Lawmakers have a lot to resolve before passing a quake-retrofit tax credit. They must press ahead nevertheless

The city of Los Angeles has finally acknowledged that preparing for a cataclysmic earthquake will take more than stocking up on water or participating in a Great Shakeout drill. In December, Mayor Eric Garcetti unveiled an ambitious plan to fortify the city's infrastructure, including mandatory retrofitting of the soft-story wood structures and brittle concrete buildings that are at risk of collapse in a major quake. City officials have been compiling inventories of the buildings, and Garcetti has said that he'd like to see laws in place by the end of this year.

That's encouraging. But now comes the hard part — figuring out how to pay for those mandatory retrofits, which could range from thousands of dollars for a smaller building to hundreds of thousands of dollars if not a million for some big concrete structures.

Assemblyman Adrin Nazarian (D-Sherman Oaks), who represents a swath of the San Fernando Valley dotted with many of the wooden buildings that may be vulnerable, has proposed AB 428, which would offer a tax credit to property owners throughout the state who retrofit buildings certified by local officials as being at risk of collapse. The bill is supported by Garcetti and a rare coalition of business and tenant groups. Tenant advocates hope the tax savings will encourage the city to require that landlords share the costs of repairs with tenants rather than passing them on in full.

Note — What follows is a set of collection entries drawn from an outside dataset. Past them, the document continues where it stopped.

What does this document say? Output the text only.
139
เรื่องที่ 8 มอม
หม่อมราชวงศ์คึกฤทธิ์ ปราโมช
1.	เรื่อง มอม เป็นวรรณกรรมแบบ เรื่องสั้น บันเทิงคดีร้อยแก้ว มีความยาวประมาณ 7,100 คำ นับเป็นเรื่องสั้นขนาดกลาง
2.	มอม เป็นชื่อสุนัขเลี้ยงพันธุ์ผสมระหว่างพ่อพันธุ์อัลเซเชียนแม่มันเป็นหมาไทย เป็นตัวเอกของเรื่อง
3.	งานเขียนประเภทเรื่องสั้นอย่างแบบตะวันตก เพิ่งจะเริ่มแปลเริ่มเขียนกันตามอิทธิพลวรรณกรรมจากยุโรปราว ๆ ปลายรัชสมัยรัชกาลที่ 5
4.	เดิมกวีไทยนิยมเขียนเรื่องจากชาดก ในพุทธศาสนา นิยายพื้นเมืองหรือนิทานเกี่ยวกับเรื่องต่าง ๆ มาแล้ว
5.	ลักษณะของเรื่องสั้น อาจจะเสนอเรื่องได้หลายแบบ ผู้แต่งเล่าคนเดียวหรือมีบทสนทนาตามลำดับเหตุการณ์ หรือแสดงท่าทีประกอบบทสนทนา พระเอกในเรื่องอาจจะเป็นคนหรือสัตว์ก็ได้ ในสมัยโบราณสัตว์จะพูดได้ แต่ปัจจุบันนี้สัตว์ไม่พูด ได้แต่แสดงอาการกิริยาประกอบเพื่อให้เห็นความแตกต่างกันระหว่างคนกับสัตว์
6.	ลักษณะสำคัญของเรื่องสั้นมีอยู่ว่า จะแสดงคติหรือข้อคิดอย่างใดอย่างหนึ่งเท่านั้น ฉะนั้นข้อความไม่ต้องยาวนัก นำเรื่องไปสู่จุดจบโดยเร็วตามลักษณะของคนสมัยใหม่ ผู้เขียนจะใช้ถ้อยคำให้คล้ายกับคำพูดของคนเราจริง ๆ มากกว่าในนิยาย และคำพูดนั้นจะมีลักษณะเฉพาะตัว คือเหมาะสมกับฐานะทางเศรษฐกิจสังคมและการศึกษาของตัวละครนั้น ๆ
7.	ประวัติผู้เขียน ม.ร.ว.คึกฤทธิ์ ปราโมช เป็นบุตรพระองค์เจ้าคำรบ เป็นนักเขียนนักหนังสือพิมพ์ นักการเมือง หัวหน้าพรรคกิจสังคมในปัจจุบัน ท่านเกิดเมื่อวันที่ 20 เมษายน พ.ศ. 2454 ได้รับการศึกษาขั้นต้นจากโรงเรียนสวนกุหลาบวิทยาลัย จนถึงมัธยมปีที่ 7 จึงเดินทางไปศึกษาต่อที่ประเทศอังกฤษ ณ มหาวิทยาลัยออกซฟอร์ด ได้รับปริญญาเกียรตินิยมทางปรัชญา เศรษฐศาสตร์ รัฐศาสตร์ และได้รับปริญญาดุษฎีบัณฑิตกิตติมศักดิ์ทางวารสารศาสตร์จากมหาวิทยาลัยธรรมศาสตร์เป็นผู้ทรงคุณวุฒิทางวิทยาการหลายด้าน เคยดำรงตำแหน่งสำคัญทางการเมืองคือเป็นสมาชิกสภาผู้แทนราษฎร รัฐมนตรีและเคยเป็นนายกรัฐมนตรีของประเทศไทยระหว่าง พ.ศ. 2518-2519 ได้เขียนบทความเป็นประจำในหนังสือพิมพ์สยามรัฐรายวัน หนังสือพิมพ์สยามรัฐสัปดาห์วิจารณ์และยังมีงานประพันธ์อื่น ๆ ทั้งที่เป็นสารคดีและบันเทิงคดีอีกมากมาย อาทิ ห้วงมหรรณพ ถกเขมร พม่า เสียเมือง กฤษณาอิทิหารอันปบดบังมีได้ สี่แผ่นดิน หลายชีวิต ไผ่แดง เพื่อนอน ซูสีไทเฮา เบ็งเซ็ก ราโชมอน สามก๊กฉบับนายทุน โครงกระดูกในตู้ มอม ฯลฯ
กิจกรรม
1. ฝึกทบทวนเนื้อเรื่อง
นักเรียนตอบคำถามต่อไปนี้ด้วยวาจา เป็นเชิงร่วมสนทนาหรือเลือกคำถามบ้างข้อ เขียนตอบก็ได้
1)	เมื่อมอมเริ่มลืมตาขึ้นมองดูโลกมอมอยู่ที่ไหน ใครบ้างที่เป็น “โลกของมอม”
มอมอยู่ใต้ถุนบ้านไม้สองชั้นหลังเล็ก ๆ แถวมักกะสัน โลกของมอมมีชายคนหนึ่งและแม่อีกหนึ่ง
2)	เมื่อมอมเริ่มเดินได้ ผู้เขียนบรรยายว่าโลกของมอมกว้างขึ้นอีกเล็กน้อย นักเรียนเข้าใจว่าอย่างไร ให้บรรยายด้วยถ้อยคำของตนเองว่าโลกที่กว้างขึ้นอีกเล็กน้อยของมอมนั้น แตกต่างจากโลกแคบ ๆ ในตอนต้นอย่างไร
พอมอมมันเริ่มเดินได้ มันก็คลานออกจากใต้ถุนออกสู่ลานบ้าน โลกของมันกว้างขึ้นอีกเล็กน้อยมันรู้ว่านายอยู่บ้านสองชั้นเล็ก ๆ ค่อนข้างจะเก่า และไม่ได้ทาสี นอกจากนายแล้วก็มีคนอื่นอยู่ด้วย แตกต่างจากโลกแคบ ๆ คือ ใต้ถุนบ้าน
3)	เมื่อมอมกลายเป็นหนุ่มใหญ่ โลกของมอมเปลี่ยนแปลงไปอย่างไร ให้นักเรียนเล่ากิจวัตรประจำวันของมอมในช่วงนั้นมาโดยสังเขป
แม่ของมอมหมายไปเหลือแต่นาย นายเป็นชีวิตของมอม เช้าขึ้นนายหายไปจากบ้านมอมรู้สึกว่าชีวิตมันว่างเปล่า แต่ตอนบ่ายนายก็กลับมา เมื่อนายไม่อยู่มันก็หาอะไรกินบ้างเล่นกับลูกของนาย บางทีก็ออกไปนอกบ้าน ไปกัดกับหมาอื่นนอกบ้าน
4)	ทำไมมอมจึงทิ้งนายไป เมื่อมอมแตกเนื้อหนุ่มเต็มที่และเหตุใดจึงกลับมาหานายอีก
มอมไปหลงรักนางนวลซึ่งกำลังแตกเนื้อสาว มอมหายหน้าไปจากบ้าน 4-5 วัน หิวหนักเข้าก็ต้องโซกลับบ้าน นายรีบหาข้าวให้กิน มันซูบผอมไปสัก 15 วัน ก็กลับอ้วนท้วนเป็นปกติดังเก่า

Under Nazarian's bill, a property owner whose building had been certified at-risk would be allowed to claim a credit on his or her state taxes equal to 30% of the cost of the seismic retrofitting performed. The credit would be available only after the retrofitting was completed and would have to be claimed in equal installments over five years.

The bill would go into effect in 2016 and sunset after 2020. Of course, some retrofitting projects could take several years, but as long as property owners applied for the credit before the end of 2020, they would be eligible for it when their projects were done.

And how much would this cost the state in tax revenue? That's difficult to project. The Franchise Tax Board has estimated that 2,100 buildings would undergo retrofitting each year, at a cost of between $20,000 and $100,000 per building. The board concluded that there would be about $77 million in retrofitting costs incurred in 2016 alone, resulting in $23 million in tax credits that would be spread out in five yearly increments.

If that rate of spending continued throughout the life of the program, that would be a total of $115 million in tax credits that would be doled out over a decade or so. However, the number may actually be higher than that. Some experts have suggested that the cost of retrofitting big concrete buildings might be significantly higher than $100,000. And as for the estimate that 2,100 buildings will be retrofitted each year in the whole state? L.A. building officials say there are as many as 12,000 wood buildings in this city alone that might require retrofitting.

Because no one knows just how high the cost of statewide retrofitting may go, there would be only a five-year window in which to apply for the credit, and Nazarian's office would cap the available credit at a specific figure. It wouldn't cover every property owner who wanted it. Then the question would be how to distribute it most rationally across the state. First come, first served seems unfair. The state could require local municipalities to create a ranking of which buildings are at greatest risk.

State lawmakers have a lot of complicated issues to resolve before they can pass a bill allowing a tax credit. But that shouldn't stop them from pressing ahead. Fortifying buildings to make them stronger in an earthquake is a public safety priority, and there's nothing wrong with asking all Californians to pay a share of the cost. A good portion should be paid by property owners, because retrofitting raises property values. However, tenants and taxpayers must expect that they will have to contribute as well.

As challenging as it is to come up with the right formula for a tax credit, the state should not duck and cover to avoid the responsibility of making the state's buildings safer.